Los arabismos del catalán que no fueron incorporados a las lenguas castellana y galaico portuguesa resultan más difíciles de detectar y este es el caso de algunos verbos catalanes muy característicos (engiponar, entabanar, nafrar, etc.) o de otros términos comunes como caliu, escalivada, enjaneta, galzerans, gallerans o rajola y de expresiones catalanas como a la babalà, literalmente «a la providencia de Dios»; en doina, que significa «de un lado al otro» o «en movimiento desordenado» y de gaidó y de gairell, que quiere decir torcido o inclinado. Una de las palabras catalanas cuyo origen árabe ha pasado más des- apercibido es el adjetivo tafaner y el verbo tafanejar, que equivalen al fisgón y al fisgonear del castellano, que significa «meter las narices en vida ajena». El origen de los términos catalanes tafaner y tafanejar proviene del árabe tahuna, de donde derivaron los tafona, atafona, tahona, tafona que significan molino. El molinero andalusí era el tahhán, palabra que se transformó en taffan, origen del actual tafaner. La metonimia es fácilmente comprensible porque los hombres fisgoneaban (o feien el tafaner) mientras se molía el grano o esperaban su turno.

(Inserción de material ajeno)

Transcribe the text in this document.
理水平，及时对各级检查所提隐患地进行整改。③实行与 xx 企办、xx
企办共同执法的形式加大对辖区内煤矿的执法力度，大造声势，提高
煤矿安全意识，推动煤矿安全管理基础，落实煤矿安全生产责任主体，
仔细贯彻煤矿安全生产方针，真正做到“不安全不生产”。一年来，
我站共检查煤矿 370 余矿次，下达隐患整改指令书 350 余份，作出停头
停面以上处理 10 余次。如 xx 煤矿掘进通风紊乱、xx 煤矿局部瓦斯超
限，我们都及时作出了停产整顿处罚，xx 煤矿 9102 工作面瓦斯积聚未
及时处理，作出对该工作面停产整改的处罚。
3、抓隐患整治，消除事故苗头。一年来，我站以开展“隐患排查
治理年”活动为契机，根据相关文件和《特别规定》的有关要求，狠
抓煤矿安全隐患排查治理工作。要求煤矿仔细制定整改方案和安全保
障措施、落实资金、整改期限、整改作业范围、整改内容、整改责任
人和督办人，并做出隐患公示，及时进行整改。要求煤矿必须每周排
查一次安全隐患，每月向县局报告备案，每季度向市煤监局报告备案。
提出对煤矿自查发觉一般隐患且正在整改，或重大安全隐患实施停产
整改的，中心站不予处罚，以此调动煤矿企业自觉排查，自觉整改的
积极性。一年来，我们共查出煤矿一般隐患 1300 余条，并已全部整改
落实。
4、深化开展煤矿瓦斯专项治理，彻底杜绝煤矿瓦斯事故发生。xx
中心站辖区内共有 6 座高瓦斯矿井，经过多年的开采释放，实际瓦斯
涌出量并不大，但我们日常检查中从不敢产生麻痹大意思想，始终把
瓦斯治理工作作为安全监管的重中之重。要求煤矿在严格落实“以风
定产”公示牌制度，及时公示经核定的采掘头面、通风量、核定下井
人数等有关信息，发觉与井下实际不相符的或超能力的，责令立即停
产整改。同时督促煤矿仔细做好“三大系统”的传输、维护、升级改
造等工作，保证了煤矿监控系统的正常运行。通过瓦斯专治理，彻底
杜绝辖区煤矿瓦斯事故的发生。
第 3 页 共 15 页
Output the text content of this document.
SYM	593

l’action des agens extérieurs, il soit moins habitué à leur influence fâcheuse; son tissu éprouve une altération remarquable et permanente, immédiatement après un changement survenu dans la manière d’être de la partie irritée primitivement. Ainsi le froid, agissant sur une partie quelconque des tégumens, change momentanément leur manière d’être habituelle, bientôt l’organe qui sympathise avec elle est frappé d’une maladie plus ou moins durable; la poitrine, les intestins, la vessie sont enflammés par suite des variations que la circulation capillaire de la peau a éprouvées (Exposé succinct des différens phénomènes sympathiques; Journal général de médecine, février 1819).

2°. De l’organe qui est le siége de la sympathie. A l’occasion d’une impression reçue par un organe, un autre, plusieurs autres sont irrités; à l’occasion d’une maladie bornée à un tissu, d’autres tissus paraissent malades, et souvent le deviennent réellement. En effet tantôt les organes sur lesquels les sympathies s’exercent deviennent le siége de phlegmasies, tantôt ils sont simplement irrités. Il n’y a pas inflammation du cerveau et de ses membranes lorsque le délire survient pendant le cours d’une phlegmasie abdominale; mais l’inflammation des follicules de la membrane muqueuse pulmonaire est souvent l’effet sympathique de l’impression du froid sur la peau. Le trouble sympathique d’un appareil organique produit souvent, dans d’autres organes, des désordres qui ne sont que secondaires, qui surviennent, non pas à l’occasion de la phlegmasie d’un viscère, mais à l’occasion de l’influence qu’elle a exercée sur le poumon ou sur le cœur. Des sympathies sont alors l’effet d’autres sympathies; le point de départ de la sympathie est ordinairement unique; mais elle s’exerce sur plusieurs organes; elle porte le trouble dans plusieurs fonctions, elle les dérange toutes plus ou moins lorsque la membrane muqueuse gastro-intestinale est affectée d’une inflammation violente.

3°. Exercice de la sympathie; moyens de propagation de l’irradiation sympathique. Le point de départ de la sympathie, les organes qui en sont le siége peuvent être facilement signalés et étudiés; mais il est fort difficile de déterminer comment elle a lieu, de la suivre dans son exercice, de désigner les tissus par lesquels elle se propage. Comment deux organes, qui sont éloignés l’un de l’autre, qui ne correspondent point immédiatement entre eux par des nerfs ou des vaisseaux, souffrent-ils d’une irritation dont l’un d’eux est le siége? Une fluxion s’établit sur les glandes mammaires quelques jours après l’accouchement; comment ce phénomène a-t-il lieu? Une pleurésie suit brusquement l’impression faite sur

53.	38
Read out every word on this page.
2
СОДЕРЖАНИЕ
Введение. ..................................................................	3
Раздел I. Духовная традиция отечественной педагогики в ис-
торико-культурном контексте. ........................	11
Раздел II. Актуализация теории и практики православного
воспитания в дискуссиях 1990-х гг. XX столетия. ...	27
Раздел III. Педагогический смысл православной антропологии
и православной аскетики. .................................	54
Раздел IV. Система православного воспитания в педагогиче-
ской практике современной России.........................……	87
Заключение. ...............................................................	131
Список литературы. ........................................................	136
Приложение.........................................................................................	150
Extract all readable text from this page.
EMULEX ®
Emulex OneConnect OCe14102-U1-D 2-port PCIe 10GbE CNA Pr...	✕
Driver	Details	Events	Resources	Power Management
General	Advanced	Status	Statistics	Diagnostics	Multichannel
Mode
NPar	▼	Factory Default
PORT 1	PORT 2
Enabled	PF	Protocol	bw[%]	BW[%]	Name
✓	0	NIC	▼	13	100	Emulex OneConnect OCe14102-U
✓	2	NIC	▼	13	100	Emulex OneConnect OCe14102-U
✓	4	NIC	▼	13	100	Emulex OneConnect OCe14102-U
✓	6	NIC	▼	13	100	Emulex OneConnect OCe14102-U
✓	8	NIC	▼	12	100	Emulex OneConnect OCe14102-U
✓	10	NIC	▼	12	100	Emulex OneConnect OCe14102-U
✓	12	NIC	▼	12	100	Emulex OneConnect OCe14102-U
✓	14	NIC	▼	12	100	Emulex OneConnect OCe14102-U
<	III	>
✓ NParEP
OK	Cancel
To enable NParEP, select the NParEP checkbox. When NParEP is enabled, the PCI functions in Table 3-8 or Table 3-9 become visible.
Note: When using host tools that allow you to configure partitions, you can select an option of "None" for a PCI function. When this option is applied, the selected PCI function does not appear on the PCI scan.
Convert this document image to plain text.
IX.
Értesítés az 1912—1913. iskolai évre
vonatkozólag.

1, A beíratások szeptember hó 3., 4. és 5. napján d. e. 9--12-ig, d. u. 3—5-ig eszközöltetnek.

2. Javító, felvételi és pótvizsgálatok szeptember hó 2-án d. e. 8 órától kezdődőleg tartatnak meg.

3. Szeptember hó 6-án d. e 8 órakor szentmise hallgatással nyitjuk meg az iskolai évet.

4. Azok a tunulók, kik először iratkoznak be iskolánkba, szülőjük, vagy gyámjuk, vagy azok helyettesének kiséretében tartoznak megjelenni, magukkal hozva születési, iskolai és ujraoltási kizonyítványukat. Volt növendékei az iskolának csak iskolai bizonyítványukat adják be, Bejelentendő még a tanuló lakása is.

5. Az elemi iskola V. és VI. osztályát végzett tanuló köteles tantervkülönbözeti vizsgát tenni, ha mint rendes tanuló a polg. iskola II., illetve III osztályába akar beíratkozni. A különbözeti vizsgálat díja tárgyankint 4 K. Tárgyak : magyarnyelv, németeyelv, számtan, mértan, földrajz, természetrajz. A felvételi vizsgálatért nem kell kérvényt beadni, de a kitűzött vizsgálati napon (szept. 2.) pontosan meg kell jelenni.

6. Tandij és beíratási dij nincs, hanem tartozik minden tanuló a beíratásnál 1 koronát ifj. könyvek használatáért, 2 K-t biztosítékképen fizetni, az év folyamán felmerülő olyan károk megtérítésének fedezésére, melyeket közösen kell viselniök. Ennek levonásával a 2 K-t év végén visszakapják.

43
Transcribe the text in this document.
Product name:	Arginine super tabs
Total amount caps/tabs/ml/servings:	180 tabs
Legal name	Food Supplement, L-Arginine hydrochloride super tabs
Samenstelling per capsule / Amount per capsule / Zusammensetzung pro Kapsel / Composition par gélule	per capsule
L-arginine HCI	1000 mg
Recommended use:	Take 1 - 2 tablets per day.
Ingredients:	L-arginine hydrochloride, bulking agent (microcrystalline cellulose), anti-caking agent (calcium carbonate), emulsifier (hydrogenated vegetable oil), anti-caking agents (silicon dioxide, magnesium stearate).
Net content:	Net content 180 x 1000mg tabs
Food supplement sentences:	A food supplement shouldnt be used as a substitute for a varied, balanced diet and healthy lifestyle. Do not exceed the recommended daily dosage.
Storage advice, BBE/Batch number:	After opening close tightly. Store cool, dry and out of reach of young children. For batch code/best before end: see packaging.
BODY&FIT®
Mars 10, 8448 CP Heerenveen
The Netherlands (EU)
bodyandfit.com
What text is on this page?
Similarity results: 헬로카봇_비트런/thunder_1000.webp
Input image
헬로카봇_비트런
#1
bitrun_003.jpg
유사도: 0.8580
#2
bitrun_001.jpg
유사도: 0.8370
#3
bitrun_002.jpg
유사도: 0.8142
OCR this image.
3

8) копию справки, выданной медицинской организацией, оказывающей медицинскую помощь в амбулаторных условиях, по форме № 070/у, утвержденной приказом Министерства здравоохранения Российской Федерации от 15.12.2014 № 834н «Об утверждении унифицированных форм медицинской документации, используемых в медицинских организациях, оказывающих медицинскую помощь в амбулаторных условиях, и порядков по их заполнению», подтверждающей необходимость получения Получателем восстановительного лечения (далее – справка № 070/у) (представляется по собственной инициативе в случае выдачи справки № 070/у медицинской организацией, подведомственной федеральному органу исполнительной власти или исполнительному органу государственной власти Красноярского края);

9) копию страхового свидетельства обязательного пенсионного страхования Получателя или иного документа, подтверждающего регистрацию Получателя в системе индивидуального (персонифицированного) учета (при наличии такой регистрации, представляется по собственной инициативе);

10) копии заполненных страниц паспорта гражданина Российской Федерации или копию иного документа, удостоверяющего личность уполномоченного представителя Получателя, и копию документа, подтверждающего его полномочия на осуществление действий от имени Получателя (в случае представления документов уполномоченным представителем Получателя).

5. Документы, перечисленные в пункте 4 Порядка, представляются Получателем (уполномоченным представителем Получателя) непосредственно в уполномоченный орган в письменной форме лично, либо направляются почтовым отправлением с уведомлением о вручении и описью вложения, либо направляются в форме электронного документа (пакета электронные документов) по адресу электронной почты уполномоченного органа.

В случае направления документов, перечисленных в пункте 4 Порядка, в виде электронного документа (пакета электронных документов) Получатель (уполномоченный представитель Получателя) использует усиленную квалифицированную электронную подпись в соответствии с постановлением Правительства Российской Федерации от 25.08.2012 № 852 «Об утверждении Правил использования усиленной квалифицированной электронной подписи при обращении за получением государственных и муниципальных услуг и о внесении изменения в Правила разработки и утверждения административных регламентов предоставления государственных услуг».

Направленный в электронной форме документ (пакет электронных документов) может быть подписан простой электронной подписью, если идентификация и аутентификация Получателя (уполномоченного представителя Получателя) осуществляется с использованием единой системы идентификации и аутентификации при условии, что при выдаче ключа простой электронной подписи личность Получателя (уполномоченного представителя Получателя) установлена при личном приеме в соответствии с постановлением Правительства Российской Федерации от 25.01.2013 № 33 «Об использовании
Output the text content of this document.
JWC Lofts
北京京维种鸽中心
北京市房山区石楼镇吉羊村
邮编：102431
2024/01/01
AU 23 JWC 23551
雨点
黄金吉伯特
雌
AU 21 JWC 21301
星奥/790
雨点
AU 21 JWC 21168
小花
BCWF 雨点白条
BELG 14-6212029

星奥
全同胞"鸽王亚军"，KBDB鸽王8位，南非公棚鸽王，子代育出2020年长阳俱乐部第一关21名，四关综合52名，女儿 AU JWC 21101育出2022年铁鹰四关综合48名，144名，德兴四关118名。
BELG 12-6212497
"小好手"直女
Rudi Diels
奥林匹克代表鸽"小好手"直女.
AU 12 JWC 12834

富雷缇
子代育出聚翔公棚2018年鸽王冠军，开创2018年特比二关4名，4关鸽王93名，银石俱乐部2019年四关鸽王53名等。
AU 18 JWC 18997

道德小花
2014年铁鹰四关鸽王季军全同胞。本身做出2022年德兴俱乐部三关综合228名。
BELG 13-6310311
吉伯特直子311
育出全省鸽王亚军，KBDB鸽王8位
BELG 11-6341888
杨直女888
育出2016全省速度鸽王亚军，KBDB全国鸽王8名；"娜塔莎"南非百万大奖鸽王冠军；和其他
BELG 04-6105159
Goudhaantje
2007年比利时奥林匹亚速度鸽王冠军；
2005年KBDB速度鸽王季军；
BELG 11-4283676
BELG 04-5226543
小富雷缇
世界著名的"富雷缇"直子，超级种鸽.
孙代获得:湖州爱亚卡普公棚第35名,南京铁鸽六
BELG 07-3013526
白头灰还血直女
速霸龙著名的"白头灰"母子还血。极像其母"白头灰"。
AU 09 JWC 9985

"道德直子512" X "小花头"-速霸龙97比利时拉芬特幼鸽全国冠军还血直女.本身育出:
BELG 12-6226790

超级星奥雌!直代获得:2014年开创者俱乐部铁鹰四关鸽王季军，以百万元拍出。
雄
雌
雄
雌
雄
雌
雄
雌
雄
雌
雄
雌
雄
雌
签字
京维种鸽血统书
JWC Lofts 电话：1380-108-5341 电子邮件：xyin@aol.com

En general, los arabismos castellanos y galaico portugueses se caracterizan por una mayor frecuencia de la incorporación del artículo árabe /al/ que en los del catalán. Así puede observarse en las series algodón/algodão, cotó o algarroba/ alfarroba, algarrofa, garrofa o algazara/gatzara. En el catalán es muy frecuente la pérdida de la radical final del étimo árabe, sobre todo la /n/, tal como sucede en mesquí, que se recupera en sus derivados (mesquins, mesquinesa); pero también sucede, aunque con menos frecuencia, con otras consonantes, como la /b/, caso de al c aqrab > alacrà, o la /q/, en alambîq > alambí. A menudo el catalán introduce una /r/ parásita en términos de origen árabe (sindiyyah > sínd[r]ia, sandía; alhabaqah > alfàb[r]ega), y a veces se produce un cambio entre las consonantes árabes /l/ y /r/, que pasan al catalán convertidas en /r/ y /l/, tal como puede verse en gurfah > golfa o gandûr > gandul. El fenómeno, denominado en árabe tafkhîm y que consiste en la tendencia de la vocal /a/ en convertirse en /o/ en entornos velares o labiales, se refleja, a su vez, en xarâb > xarop o en alqawwâdah > alcavota. Sucede lo mismo a partir de los dialectos andalusíes, con el fenómeno llamado imâlah, consistente en la tendencia espontánea del cambio de /a/ por /e/ e incluso por /i/, tal como muestran las series catalanas sâniyyah > sènia, sínia; sâqiyyah > sèquia o síquia o satl > setrill, sitrell.
Finalmente, y ante la continuada pérdida de arabismos que se está dando en todas las lenguas peninsulares, cabe señalar que, si bien el castellano y el galaico portugués hace tiempo que han perdido términos como chafariz y sus variantes jaraíz, zafareche, zafariche y xafariz, el catalán aún conserva safareig como receptáculo con agua para lavar o como habitación donde se ha instalado un safareig o una máquina de lavar ropa. Sin embargo, la profusión de viviendas pequeñas está llevando al término a su desaparición, que ya solo queda como actividad de «cotilleo» de los usuarios de los antiguos lavaderos públicos, es decir, como sinónimo de tafaneig. Así pues, la toponimia catalana muestra también, y de forma muy clara, el reflejo de su pasado islámico.